The implications cascade across the entire AI industry:
- AI training timelines extend as compute capacity is rationed
- Cloud providers implement power-based pricing tiers, increasing costs for inference
- Geographic constraints tighten — AI infrastructure concentrates near power sources
- ESG and regulatory pressure intensifies as data centers consume increasing grid share
The photonic exit strategy
Photonic processors offer a fundamentally different thermodynamic equation:
Photons do not generate I²R heat. Light passing through a silicon nitride waveguide does not encounter electrical resistance. There is no current flow. There is no resistive heating. The waveguide itself consumes zero power — computation happens through passive interference patterns.

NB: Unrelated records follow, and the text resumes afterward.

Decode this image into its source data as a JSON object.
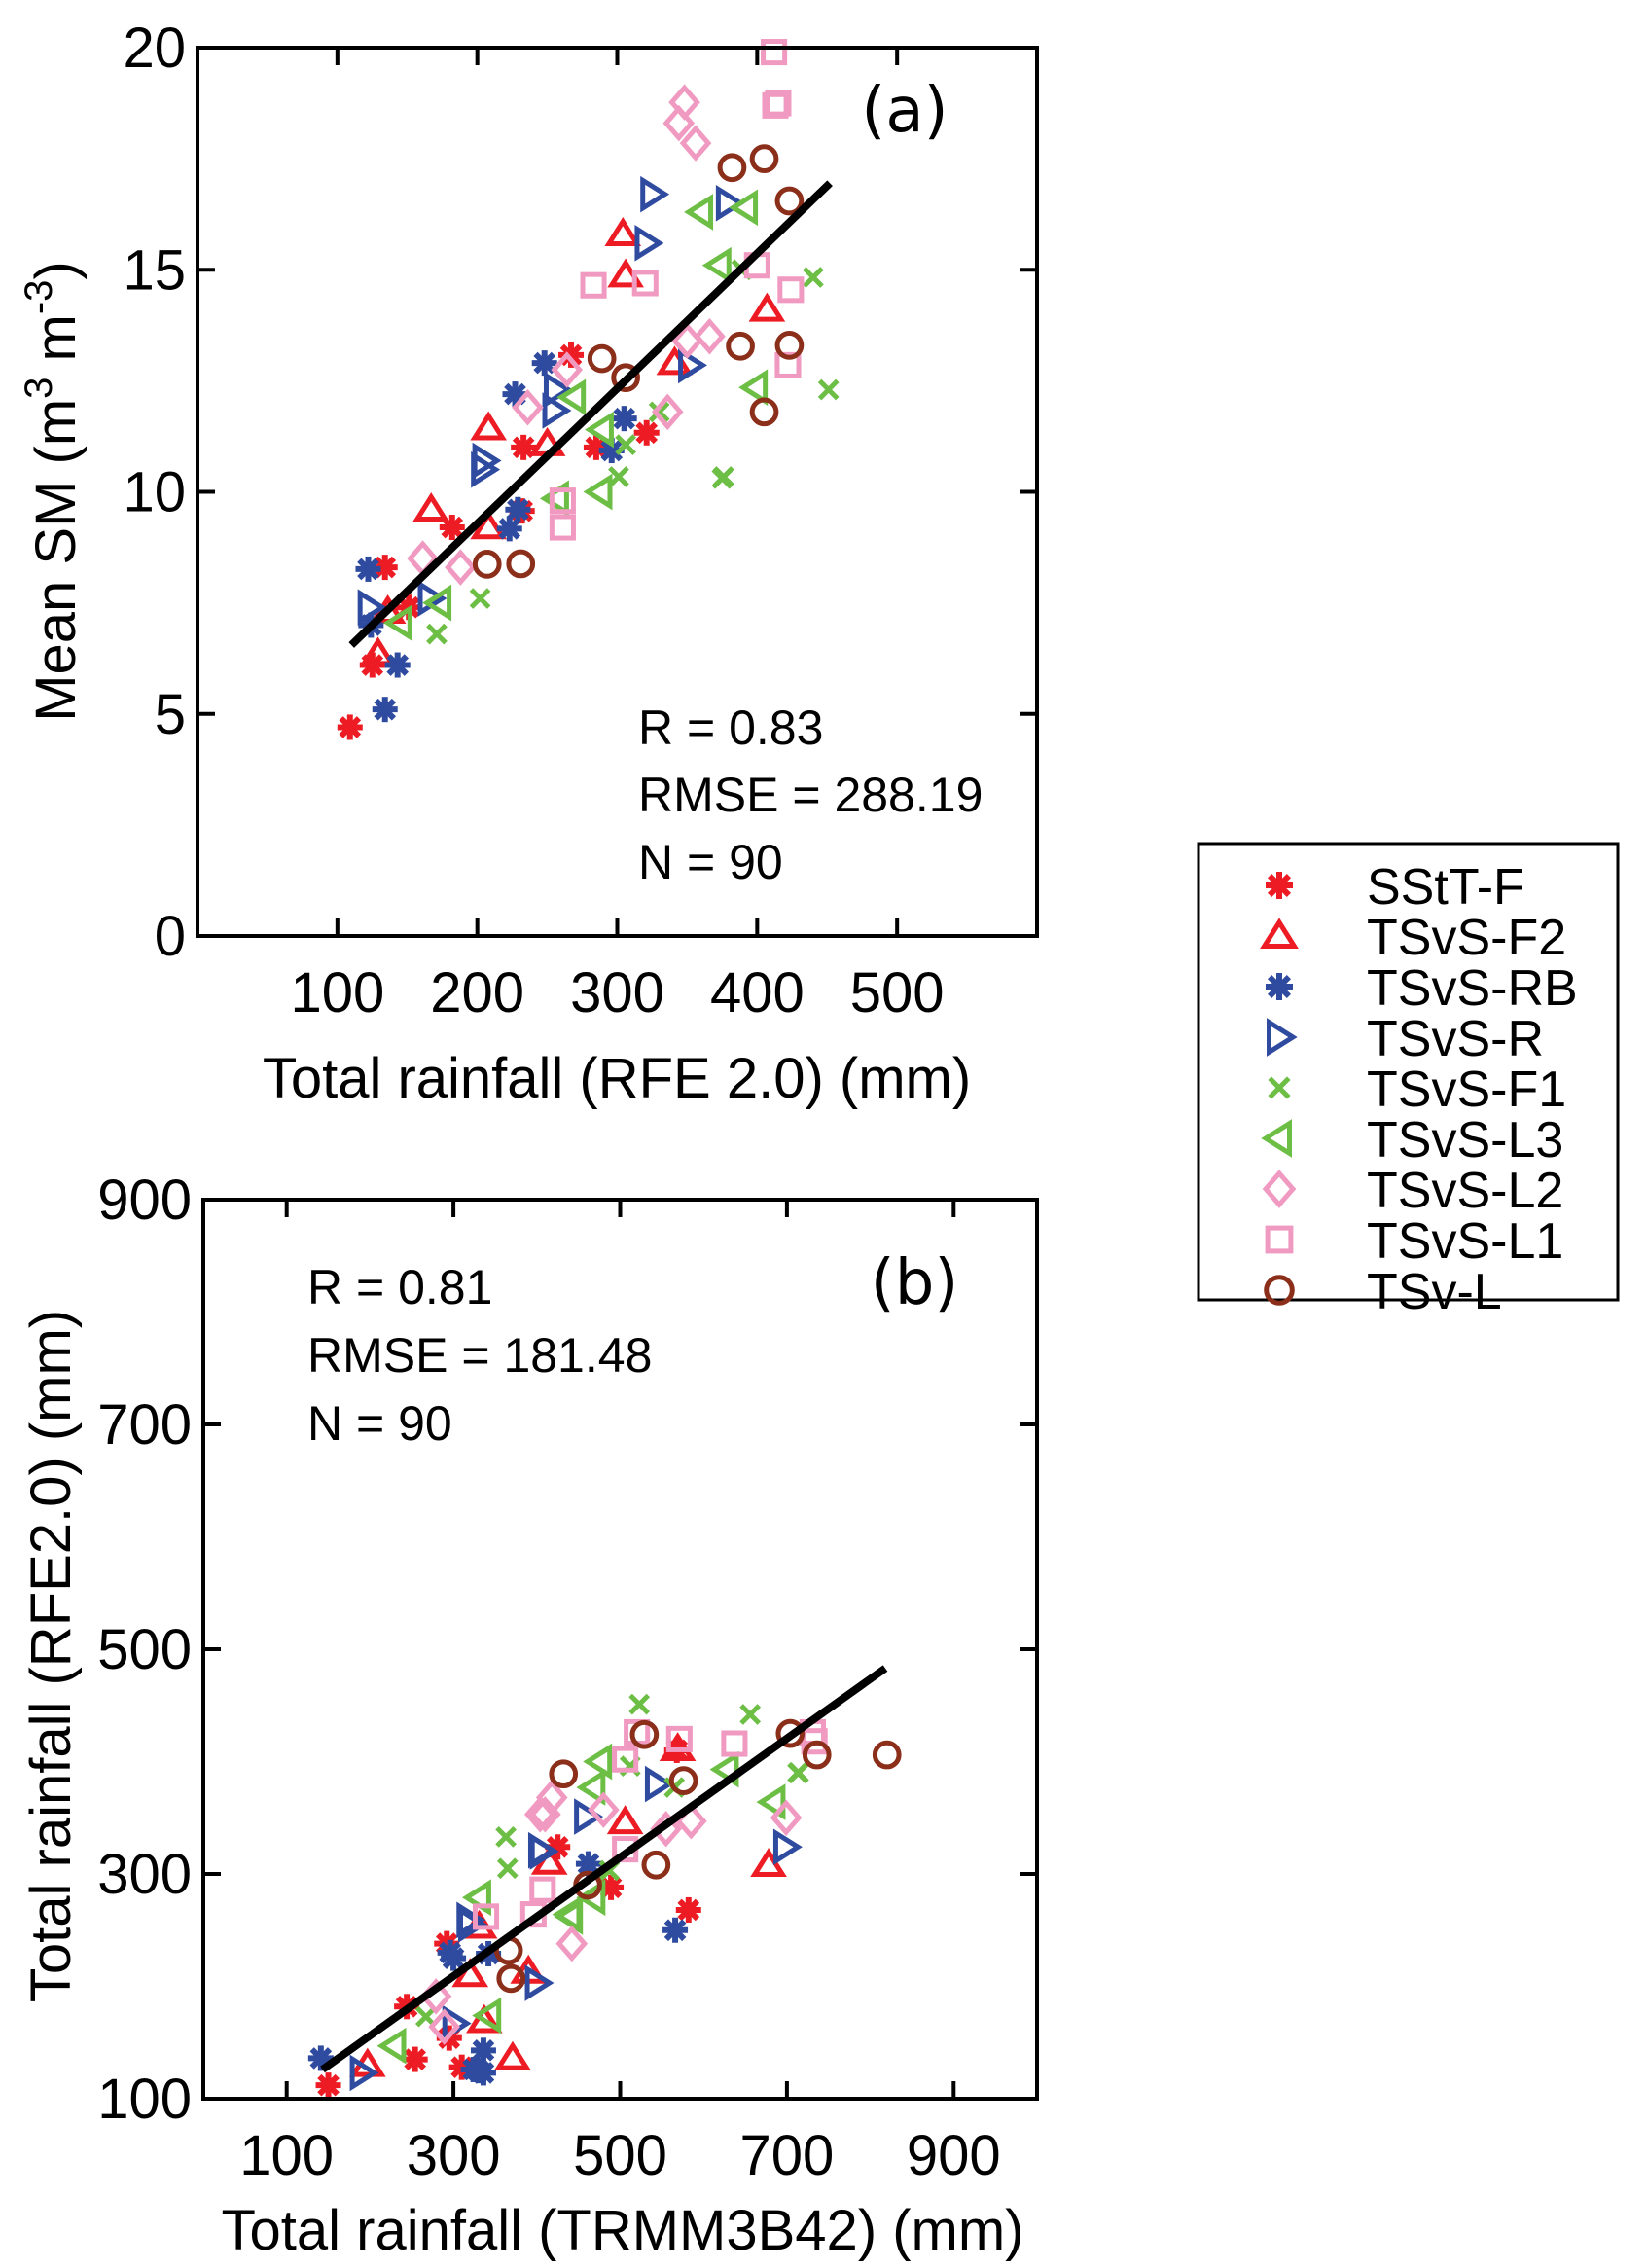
{
  "chart_data": [
    {
      "type": "scatter",
      "panel_label": "(a)",
      "xlabel": "Total rainfall (RFE 2.0) (mm)",
      "ylabel": {
        "main": "Mean SM (m",
        "sup1": "3",
        "mid": " m",
        "sup2": "-3",
        "end": ")"
      },
      "xlim": [
        0,
        600
      ],
      "ylim": [
        0,
        20
      ],
      "xticks": [
        100,
        200,
        300,
        400,
        500
      ],
      "xtick_labels": [
        "100",
        "200",
        "300",
        "400",
        "500"
      ],
      "yticks": [
        0,
        5,
        10,
        15,
        20
      ],
      "ytick_labels": [
        "0",
        "5",
        "10",
        "15",
        "20"
      ],
      "grid": false,
      "annotations": [
        "R = 0.83",
        "RMSE = 288.19",
        "N = 90"
      ],
      "annotation_position": "bottom-right",
      "fit_line": {
        "x": [
          110,
          452
        ],
        "y": [
          6.55,
          16.95
        ]
      },
      "series": [
        {
          "name": "SStT-F",
          "marker": "asterisk",
          "color": "#ED1C24",
          "x": [
            109,
            125,
            134,
            151,
            182,
            232,
            233,
            267,
            285,
            321
          ],
          "y": [
            4.7,
            6.1,
            8.3,
            7.4,
            9.2,
            9.57,
            11.0,
            13.08,
            11.0,
            11.33
          ]
        },
        {
          "name": "TSvS-F2",
          "marker": "triangle-up",
          "color": "#ED1C24",
          "x": [
            129,
            136,
            167,
            208,
            208,
            250,
            304,
            306,
            341,
            407
          ],
          "y": [
            6.35,
            7.3,
            9.6,
            9.2,
            11.43,
            11.07,
            15.8,
            14.87,
            12.9,
            14.1
          ]
        },
        {
          "name": "TSvS-RB",
          "marker": "asterisk",
          "color": "#2E4BA0",
          "x": [
            122,
            124,
            134,
            143,
            223,
            229,
            227,
            248,
            296,
            305
          ],
          "y": [
            8.26,
            7.0,
            5.1,
            6.1,
            9.17,
            9.6,
            12.2,
            12.9,
            10.93,
            11.65
          ]
        },
        {
          "name": "TSvS-R",
          "marker": "triangle-right",
          "color": "#2E4BA0",
          "x": [
            123,
            166,
            204,
            205,
            255,
            256,
            321,
            325,
            352,
            379
          ],
          "y": [
            7.4,
            7.6,
            10.5,
            10.7,
            11.83,
            12.3,
            15.6,
            16.7,
            12.85,
            16.5
          ]
        },
        {
          "name": "TSvS-F1",
          "marker": "x",
          "color": "#6CBE45",
          "x": [
            171,
            202,
            301,
            306,
            330,
            375,
            376,
            389,
            440,
            451
          ],
          "y": [
            6.8,
            7.6,
            10.34,
            11.06,
            11.8,
            10.3,
            10.34,
            15.0,
            14.83,
            12.3
          ]
        },
        {
          "name": "TSvS-L3",
          "marker": "triangle-left",
          "color": "#6CBE45",
          "x": [
            145,
            173,
            257,
            269,
            288,
            289,
            360,
            373,
            392,
            399
          ],
          "y": [
            7.05,
            7.5,
            9.85,
            12.13,
            10.0,
            11.4,
            16.3,
            15.1,
            16.4,
            12.35
          ]
        },
        {
          "name": "TSvS-L2",
          "marker": "diamond",
          "color": "#F19AC1",
          "x": [
            161,
            188,
            236,
            264,
            336,
            344,
            348,
            350,
            356,
            366
          ],
          "y": [
            8.5,
            8.3,
            11.9,
            12.75,
            11.8,
            18.3,
            18.77,
            13.4,
            17.85,
            13.5
          ]
        },
        {
          "name": "TSvS-L1",
          "marker": "square",
          "color": "#F19AC1",
          "x": [
            261,
            261,
            283,
            320,
            400,
            412,
            413,
            415,
            422,
            424
          ],
          "y": [
            9.2,
            9.8,
            14.65,
            14.7,
            15.1,
            19.9,
            18.7,
            18.75,
            12.85,
            14.55
          ]
        },
        {
          "name": "TSv-L",
          "marker": "circle",
          "color": "#8B2E1A",
          "x": [
            207,
            231,
            289,
            306,
            382,
            388,
            405,
            405,
            423,
            423
          ],
          "y": [
            8.37,
            8.38,
            13.0,
            12.57,
            17.3,
            13.28,
            17.5,
            11.8,
            16.55,
            13.3
          ]
        }
      ]
    },
    {
      "type": "scatter",
      "panel_label": "(b)",
      "xlabel": "Total rainfall (TRMM3B42) (mm)",
      "ylabel": "Total rainfall (RFE2.0) (mm)",
      "xlim": [
        0,
        1000
      ],
      "ylim": [
        100,
        900
      ],
      "xticks": [
        100,
        300,
        500,
        700,
        900
      ],
      "xtick_labels": [
        "100",
        "300",
        "500",
        "700",
        "900"
      ],
      "yticks": [
        100,
        300,
        500,
        700,
        900
      ],
      "ytick_labels": [
        "100",
        "300",
        "500",
        "700",
        "900"
      ],
      "grid": false,
      "annotations": [
        "R = 0.81",
        "RMSE = 181.48",
        "N = 90"
      ],
      "annotation_position": "top-left",
      "fit_line": {
        "x": [
          143,
          818
        ],
        "y": [
          126,
          483
        ]
      },
      "series": [
        {
          "name": "SStT-F",
          "marker": "asterisk",
          "color": "#ED1C24",
          "x": [
            150,
            244,
            254,
            292,
            295,
            310,
            425,
            489,
            582,
            568
          ],
          "y": [
            112,
            182,
            135,
            238,
            154,
            128,
            324,
            288,
            268,
            410
          ]
        },
        {
          "name": "TSvS-F2",
          "marker": "triangle-up",
          "color": "#ED1C24",
          "x": [
            197,
            320,
            331,
            337,
            371,
            390,
            415,
            506,
            569,
            678
          ],
          "y": [
            130,
            210,
            253,
            169,
            136,
            213,
            310,
            346,
            411,
            308
          ]
        },
        {
          "name": "TSvS-RB",
          "marker": "asterisk",
          "color": "#2E4BA0",
          "x": [
            141,
            296,
            324,
            336,
            336,
            342,
            462,
            566,
            330,
            300
          ],
          "y": [
            136,
            230,
            126,
            143,
            123,
            229,
            309,
            250,
            125,
            225
          ]
        },
        {
          "name": "TSvS-R",
          "marker": "triangle-right",
          "color": "#2E4BA0",
          "x": [
            190,
            301,
            318,
            400,
            404,
            406,
            459,
            544,
            698,
            320
          ],
          "y": [
            123,
            167,
            259,
            203,
            321,
            320,
            351,
            380,
            324,
            255
          ]
        },
        {
          "name": "TSvS-F1",
          "marker": "x",
          "color": "#6CBE45",
          "x": [
            267,
            363,
            365,
            487,
            512,
            523,
            565,
            656,
            713,
            714
          ],
          "y": [
            173,
            333,
            305,
            303,
            396,
            451,
            377,
            442,
            390,
            390
          ]
        },
        {
          "name": "TSvS-L3",
          "marker": "triangle-left",
          "color": "#6CBE45",
          "x": [
            229,
            331,
            343,
            439,
            441,
            468,
            468,
            476,
            628,
            684
          ],
          "y": [
            147,
            279,
            174,
            264,
            262,
            279,
            377,
            400,
            393,
            364
          ]
        },
        {
          "name": "TSvS-L2",
          "marker": "diamond",
          "color": "#F19AC1",
          "x": [
            279,
            289,
            404,
            410,
            418,
            442,
            480,
            555,
            585,
            699
          ],
          "y": [
            191,
            164,
            353,
            353,
            368,
            238,
            357,
            340,
            347,
            350
          ]
        },
        {
          "name": "TSvS-L1",
          "marker": "square",
          "color": "#F19AC1",
          "x": [
            339,
            396,
            407,
            506,
            506,
            520,
            571,
            637,
            731,
            733
          ],
          "y": [
            262,
            264,
            286,
            322,
            402,
            426,
            420,
            416,
            426,
            418
          ]
        },
        {
          "name": "TSv-L",
          "marker": "circle",
          "color": "#8B2E1A",
          "x": [
            366,
            369,
            432,
            461,
            529,
            543,
            576,
            704,
            736,
            820
          ],
          "y": [
            232,
            207,
            389,
            290,
            424,
            308,
            383,
            425,
            406,
            406
          ]
        }
      ]
    }
  ],
  "legend": {
    "position": "right",
    "entries": [
      {
        "label": "SStT-F",
        "marker": "asterisk",
        "color": "#ED1C24"
      },
      {
        "label": "TSvS-F2",
        "marker": "triangle-up",
        "color": "#ED1C24"
      },
      {
        "label": "TSvS-RB",
        "marker": "asterisk",
        "color": "#2E4BA0"
      },
      {
        "label": "TSvS-R",
        "marker": "triangle-right",
        "color": "#2E4BA0"
      },
      {
        "label": "TSvS-F1",
        "marker": "x",
        "color": "#6CBE45"
      },
      {
        "label": "TSvS-L3",
        "marker": "triangle-left",
        "color": "#6CBE45"
      },
      {
        "label": "TSvS-L2",
        "marker": "diamond",
        "color": "#F19AC1"
      },
      {
        "label": "TSvS-L1",
        "marker": "square",
        "color": "#F19AC1"
      },
      {
        "label": "TSv-L",
        "marker": "circle",
        "color": "#8B2E1A"
      }
    ]
  }
}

The practical impact on data center power:
- 50–80% reduction in active compute power for operations suited to photonic processing (matrix multiplication, Fourier transforms, convolution)
- 40%+ reduction in cooling infrastructure — because the chips generate dramatically less waste heat
- Near-elimination of I/O power — data stays as photons through the entire processing pipeline, eliminating optical-electrical-optical conversion losses
- Higher rack density — without thermal constraints, more processors fit in the same physical footprint
If photonic processors were deployed across the projected 945 TWh of data center consumption, even a conservative 40% power reduction would save 378 TWh annually — more electricity than the United Kingdom consumes in a year.
QLT's position: compute without combustion
QLT's room-temperature photonic processor is specifically engineered for the workloads driving the power crisis: AI training, inference, and the dense linear algebra operations that consume the majority of GPU cycles.
By performing matrix multiplication at the speed of light — passively, through waveguide interference — QLT processors eliminate the fundamental source of the energy crisis: electrons flowing through resistive channels, generating heat that must be removed by additional energy expenditure.
The 945 TWh projection is not a forecast of what computing will cost. It's a forecast of what electronic computing will cost. Photonic computing rewrites the equation entirely.
945 TWh is the cost of computing with electrons. QLT is building what comes after the electron.
Sources: International Energy Agency, "Electricity 2024: Analysis and Forecast" (January 2024); Gartner, "Predicts 2025: AI Infrastructure" (Q4 2024); McKinsey & Company, "How data centers and the energy sector can sate AI's growing appetite" (September 2024); NVIDIA GB200 NVL72 Technical Specifications; U.S. Energy Information Administration Annual Energy Outlook 2024.